Oyunu ilgi çekici kılan bir diğer etkende, X-Ray görüşüne sahip olmamız. Bu
aleti kullandığımızda etrafımızı farklı bir görüşle bakacak, daha da önemlisi
duvarların arkasını görebileceğiz! Yapımcılar Sam’in nasıl bir gece ve termal
görüş özelliğine sahipse, Kane’inde X-Ray görüşüne sahip. Ayrıca bu özellik
sayesinde, düşmanlarımızı da iskelet biçiminde görebileceğiz. Sanırım bu
özellik, oyunu görsel yönden hemcinsleri karşısında bir adım daha öteye
götürecek.
Soğuk havalar(!)…
Cold War’ın görsel açıdan, emsallerinden pek bir üstünlüğü bulunduğunu söylemek
zor; en azından ekran görüntülerine bakıldığında bunu rahatlıkla söyleyebilirim.
Tabi ki son teknolojileri destekleyen bir motoru kullanacak Cold War, ama Chaos
Theory’nin demosundaki grafiklere bakarsanız oyunun bu yönden pek bir iddiası
kalmadığını anlayabilirsiniz. Ama gene de umudu kesmemek lazım; belli mi olur,
belki de yapımcılar ağzımızı açık bırakabilirler.
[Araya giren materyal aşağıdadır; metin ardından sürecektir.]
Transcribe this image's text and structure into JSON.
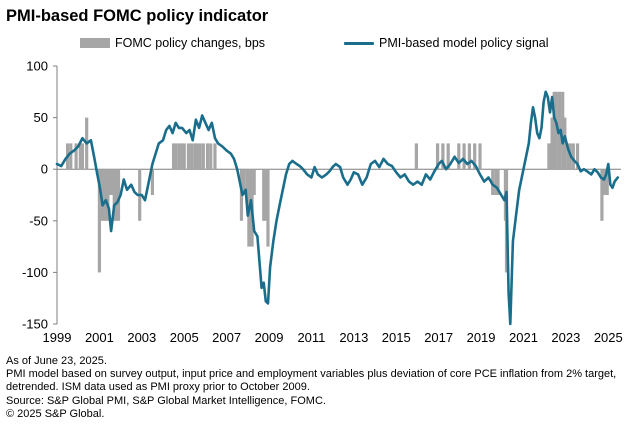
{
  "title": "PMI-based FOMC policy indicator",
  "footnotes": {
    "as_of": "As of June 23, 2025.",
    "method": "PMI model based on survey output, input price and employment variables plus deviation of core PCE inflation from 2% target, detrended.  ISM data used as PMI proxy prior to October 2009.",
    "source": "Source: S&P Global PMI, S&P Global Market Intelligence, FOMC.",
    "copyright": "© 2025 S&P Global."
  },
  "colors": {
    "bars": "#a6a6a6",
    "line": "#1a6e8c",
    "axis": "#7f7f7f"
  },
  "chart_data": {
    "type": "bar+line",
    "title": "PMI-based FOMC policy indicator",
    "xlabel": "",
    "ylabel": "",
    "xlim": [
      1999.0,
      2025.6
    ],
    "ylim": [
      -150,
      100
    ],
    "yticks": [
      -150,
      -100,
      -50,
      0,
      50,
      100
    ],
    "xticks": [
      "1999",
      "2001",
      "2003",
      "2005",
      "2007",
      "2009",
      "2011",
      "2013",
      "2015",
      "2017",
      "2019",
      "2021",
      "2023",
      "2025"
    ],
    "legend": "top",
    "grid": false,
    "series": [
      {
        "name": "FOMC policy changes, bps",
        "type": "bar",
        "points": [
          [
            1999.5,
            25
          ],
          [
            1999.65,
            25
          ],
          [
            1999.9,
            25
          ],
          [
            2000.1,
            25
          ],
          [
            2000.2,
            25
          ],
          [
            2000.4,
            50
          ],
          [
            2001.0,
            -100
          ],
          [
            2001.1,
            -50
          ],
          [
            2001.2,
            -50
          ],
          [
            2001.3,
            -50
          ],
          [
            2001.4,
            -50
          ],
          [
            2001.5,
            -25
          ],
          [
            2001.6,
            -25
          ],
          [
            2001.7,
            -50
          ],
          [
            2001.8,
            -50
          ],
          [
            2001.9,
            -50
          ],
          [
            2002.9,
            -50
          ],
          [
            2003.5,
            -25
          ],
          [
            2004.5,
            25
          ],
          [
            2004.6,
            25
          ],
          [
            2004.75,
            25
          ],
          [
            2004.9,
            25
          ],
          [
            2005.0,
            25
          ],
          [
            2005.2,
            25
          ],
          [
            2005.35,
            25
          ],
          [
            2005.5,
            25
          ],
          [
            2005.6,
            25
          ],
          [
            2005.75,
            25
          ],
          [
            2005.9,
            25
          ],
          [
            2006.1,
            25
          ],
          [
            2006.25,
            25
          ],
          [
            2006.45,
            25
          ],
          [
            2007.7,
            -50
          ],
          [
            2007.8,
            -25
          ],
          [
            2007.95,
            -25
          ],
          [
            2008.05,
            -75
          ],
          [
            2008.1,
            -50
          ],
          [
            2008.2,
            -75
          ],
          [
            2008.3,
            -25
          ],
          [
            2008.75,
            -50
          ],
          [
            2008.85,
            -50
          ],
          [
            2008.95,
            -75
          ],
          [
            2015.95,
            25
          ],
          [
            2016.95,
            25
          ],
          [
            2017.2,
            25
          ],
          [
            2017.45,
            25
          ],
          [
            2017.95,
            25
          ],
          [
            2018.2,
            25
          ],
          [
            2018.45,
            25
          ],
          [
            2018.7,
            25
          ],
          [
            2018.95,
            25
          ],
          [
            2019.55,
            -25
          ],
          [
            2019.7,
            -25
          ],
          [
            2019.8,
            -25
          ],
          [
            2020.15,
            -50
          ],
          [
            2020.2,
            -100
          ],
          [
            2022.2,
            25
          ],
          [
            2022.35,
            50
          ],
          [
            2022.45,
            75
          ],
          [
            2022.55,
            75
          ],
          [
            2022.7,
            75
          ],
          [
            2022.85,
            75
          ],
          [
            2022.95,
            50
          ],
          [
            2023.1,
            25
          ],
          [
            2023.2,
            25
          ],
          [
            2023.35,
            25
          ],
          [
            2023.55,
            25
          ],
          [
            2024.7,
            -50
          ],
          [
            2024.85,
            -25
          ],
          [
            2024.95,
            -25
          ]
        ]
      },
      {
        "name": "PMI-based model policy signal",
        "type": "line",
        "points": [
          [
            1999.0,
            5
          ],
          [
            1999.2,
            3
          ],
          [
            1999.4,
            10
          ],
          [
            1999.6,
            15
          ],
          [
            1999.8,
            18
          ],
          [
            2000.0,
            22
          ],
          [
            2000.2,
            30
          ],
          [
            2000.4,
            25
          ],
          [
            2000.6,
            28
          ],
          [
            2000.75,
            12
          ],
          [
            2000.9,
            -5
          ],
          [
            2001.0,
            -15
          ],
          [
            2001.15,
            -35
          ],
          [
            2001.3,
            -30
          ],
          [
            2001.45,
            -38
          ],
          [
            2001.55,
            -60
          ],
          [
            2001.7,
            -35
          ],
          [
            2001.85,
            -32
          ],
          [
            2002.0,
            -25
          ],
          [
            2002.15,
            -10
          ],
          [
            2002.3,
            -20
          ],
          [
            2002.5,
            -15
          ],
          [
            2002.65,
            -22
          ],
          [
            2002.8,
            -25
          ],
          [
            2003.0,
            -25
          ],
          [
            2003.15,
            -30
          ],
          [
            2003.3,
            -15
          ],
          [
            2003.5,
            5
          ],
          [
            2003.65,
            15
          ],
          [
            2003.8,
            25
          ],
          [
            2004.0,
            28
          ],
          [
            2004.15,
            38
          ],
          [
            2004.3,
            42
          ],
          [
            2004.45,
            35
          ],
          [
            2004.6,
            45
          ],
          [
            2004.75,
            40
          ],
          [
            2004.9,
            40
          ],
          [
            2005.1,
            35
          ],
          [
            2005.25,
            38
          ],
          [
            2005.4,
            28
          ],
          [
            2005.55,
            48
          ],
          [
            2005.7,
            40
          ],
          [
            2005.85,
            52
          ],
          [
            2006.0,
            45
          ],
          [
            2006.15,
            38
          ],
          [
            2006.3,
            45
          ],
          [
            2006.45,
            30
          ],
          [
            2006.6,
            25
          ],
          [
            2006.8,
            22
          ],
          [
            2007.0,
            18
          ],
          [
            2007.2,
            15
          ],
          [
            2007.35,
            10
          ],
          [
            2007.5,
            0
          ],
          [
            2007.6,
            -10
          ],
          [
            2007.75,
            -25
          ],
          [
            2007.9,
            -20
          ],
          [
            2008.0,
            -45
          ],
          [
            2008.15,
            -30
          ],
          [
            2008.3,
            -60
          ],
          [
            2008.45,
            -65
          ],
          [
            2008.55,
            -90
          ],
          [
            2008.65,
            -115
          ],
          [
            2008.75,
            -110
          ],
          [
            2008.85,
            -128
          ],
          [
            2008.95,
            -130
          ],
          [
            2009.05,
            -95
          ],
          [
            2009.2,
            -70
          ],
          [
            2009.35,
            -50
          ],
          [
            2009.5,
            -35
          ],
          [
            2009.65,
            -20
          ],
          [
            2009.8,
            -5
          ],
          [
            2009.95,
            5
          ],
          [
            2010.1,
            8
          ],
          [
            2010.3,
            5
          ],
          [
            2010.45,
            3
          ],
          [
            2010.6,
            0
          ],
          [
            2010.8,
            -5
          ],
          [
            2011.0,
            -8
          ],
          [
            2011.15,
            2
          ],
          [
            2011.3,
            -5
          ],
          [
            2011.5,
            -8
          ],
          [
            2011.7,
            -5
          ],
          [
            2011.85,
            -2
          ],
          [
            2012.0,
            2
          ],
          [
            2012.15,
            5
          ],
          [
            2012.35,
            2
          ],
          [
            2012.5,
            -8
          ],
          [
            2012.7,
            -15
          ],
          [
            2012.85,
            -10
          ],
          [
            2013.0,
            -3
          ],
          [
            2013.2,
            -5
          ],
          [
            2013.4,
            -15
          ],
          [
            2013.6,
            -8
          ],
          [
            2013.8,
            5
          ],
          [
            2014.0,
            8
          ],
          [
            2014.2,
            2
          ],
          [
            2014.4,
            10
          ],
          [
            2014.6,
            5
          ],
          [
            2014.8,
            3
          ],
          [
            2015.0,
            -3
          ],
          [
            2015.2,
            -8
          ],
          [
            2015.4,
            -5
          ],
          [
            2015.6,
            -12
          ],
          [
            2015.8,
            -15
          ],
          [
            2016.0,
            -12
          ],
          [
            2016.2,
            -15
          ],
          [
            2016.4,
            -5
          ],
          [
            2016.6,
            -10
          ],
          [
            2016.8,
            -2
          ],
          [
            2017.0,
            5
          ],
          [
            2017.15,
            8
          ],
          [
            2017.35,
            0
          ],
          [
            2017.55,
            5
          ],
          [
            2017.75,
            12
          ],
          [
            2017.95,
            6
          ],
          [
            2018.15,
            10
          ],
          [
            2018.35,
            5
          ],
          [
            2018.55,
            8
          ],
          [
            2018.75,
            3
          ],
          [
            2018.95,
            -5
          ],
          [
            2019.15,
            -12
          ],
          [
            2019.35,
            -8
          ],
          [
            2019.55,
            -15
          ],
          [
            2019.75,
            -18
          ],
          [
            2019.95,
            -25
          ],
          [
            2020.1,
            -30
          ],
          [
            2020.2,
            -22
          ],
          [
            2020.3,
            -120
          ],
          [
            2020.38,
            -150
          ],
          [
            2020.5,
            -70
          ],
          [
            2020.65,
            -45
          ],
          [
            2020.8,
            -20
          ],
          [
            2020.95,
            -5
          ],
          [
            2021.1,
            10
          ],
          [
            2021.25,
            25
          ],
          [
            2021.35,
            45
          ],
          [
            2021.45,
            60
          ],
          [
            2021.55,
            50
          ],
          [
            2021.65,
            35
          ],
          [
            2021.75,
            30
          ],
          [
            2021.85,
            40
          ],
          [
            2021.95,
            65
          ],
          [
            2022.05,
            75
          ],
          [
            2022.15,
            70
          ],
          [
            2022.25,
            55
          ],
          [
            2022.35,
            70
          ],
          [
            2022.45,
            50
          ],
          [
            2022.55,
            45
          ],
          [
            2022.65,
            35
          ],
          [
            2022.75,
            38
          ],
          [
            2022.85,
            25
          ],
          [
            2022.95,
            32
          ],
          [
            2023.1,
            20
          ],
          [
            2023.25,
            12
          ],
          [
            2023.4,
            8
          ],
          [
            2023.55,
            5
          ],
          [
            2023.7,
            -2
          ],
          [
            2023.85,
            0
          ],
          [
            2024.0,
            -2
          ],
          [
            2024.2,
            -5
          ],
          [
            2024.35,
            0
          ],
          [
            2024.5,
            -3
          ],
          [
            2024.65,
            -8
          ],
          [
            2024.8,
            -10
          ],
          [
            2024.9,
            -5
          ],
          [
            2025.0,
            5
          ],
          [
            2025.1,
            -15
          ],
          [
            2025.2,
            -18
          ],
          [
            2025.3,
            -12
          ],
          [
            2025.45,
            -8
          ]
        ]
      }
    ]
  }
}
Ayrıca Mindware’le yapılan bir
röportajda, oyundaki bölümlerin çoğunun gerçek hayattakilerle birebir aynı
olduğunu, ve son derece detaylı hazırladıklarını belirtti. Bu yerler arasında
Çernobil’in, Ljubjanka hapishanesinin, Mozole’nin de bulunduğunu unutmadan
söyleyelim.
Cold War, yakın sayılabilecek bir tarihte 15 Haziran’da bilgisayarlarımıza konuk
olacak. Elbette sadece PC platformu için değil, X-Box sahipleri de bu oyunun
tadına bakabilecek. Birkaç gün sonra piyasalara sürülecek olan Chaos Theory
şimdilik rakipsiz gözükse de, muhtemelen yaz aylarında karşısına büyük bir rakip
çıkacak. Umarım Cold War oyuncuların elinde patlamaz ki bizde bu iddialı oyunu
zevkle oynayabiliriz. Şimdi ise yapmamız gereken tek şey beklemek ve görmek.